Mitsubishi and Hitachi to use AI to hasten drug R&D

Digital
AI in pharma and healthcare

Mitsubishi Tanabe Pharma and Hitachi have become the latest companies attempting to use artificial intelligence (AI) to more efficiently develop drugs.

The aim of the collaboration is to use Hitachi’s advanced digital technology, including AI, to shorten the development period for news drugs and reduce development costs, while reducing the possibility of expensive trial failures.

In Japan, drug prices are under pressure and an increasing share of the market is taken by cheap generic drugs.

To meet this challenge the companies are searching for a more efficient way to design clinical trials, which requires a vast of amount time and knowledge from skilled experts.

Mitsubishi and Hitachi have focused on the time spent searching and collecting information from technical knowledge from sources such as ClinicalTrials.gov and medical papers.

The two companies began considering automated information search and collection jointly at the beginning of last year.

Hitachi’s R&D group has developed AI tech such as natural language processing and deep learning to fulfil this task, and the companies have confirmed that the time spent collecting information is shortened by about 70% compared with conventional methods.

Hitachi will start using AI to collect information from medical literature in Japan and overseas starting this year.

The AI system will be developed with the help of Hitachi’s Internet of Things technology, known as “Lumada”.

This is just the latest example of pharma and tech companies using AI to improve the drug development process.
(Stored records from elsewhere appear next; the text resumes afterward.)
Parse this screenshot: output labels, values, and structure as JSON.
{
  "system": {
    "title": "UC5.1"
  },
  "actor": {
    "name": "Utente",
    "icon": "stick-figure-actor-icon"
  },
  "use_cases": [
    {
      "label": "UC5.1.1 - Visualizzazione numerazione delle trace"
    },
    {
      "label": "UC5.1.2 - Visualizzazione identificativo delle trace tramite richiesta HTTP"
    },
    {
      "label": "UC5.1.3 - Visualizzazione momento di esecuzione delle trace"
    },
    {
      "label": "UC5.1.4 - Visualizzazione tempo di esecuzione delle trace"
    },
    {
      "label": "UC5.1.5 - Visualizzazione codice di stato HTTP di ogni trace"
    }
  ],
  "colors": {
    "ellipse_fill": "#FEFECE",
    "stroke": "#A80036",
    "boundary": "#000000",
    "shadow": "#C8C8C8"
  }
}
In the UK, BenevolentAI hopes that a new Cambridge drug discovery campus will lead to a more efficient drug development process, applying AI tech from discovery to late clinical development.

Novartis’ new CEO Vas Narasimhan is also a keen advocate of AI-enabled drug discovery, and hopes to use it as part of a drive to cut clinical trial costs between 10% and 25%.

The Swiss pharma already uses AI software to analyse images of cells in order to cut the time required to determine the properties and characteristics of new compounds.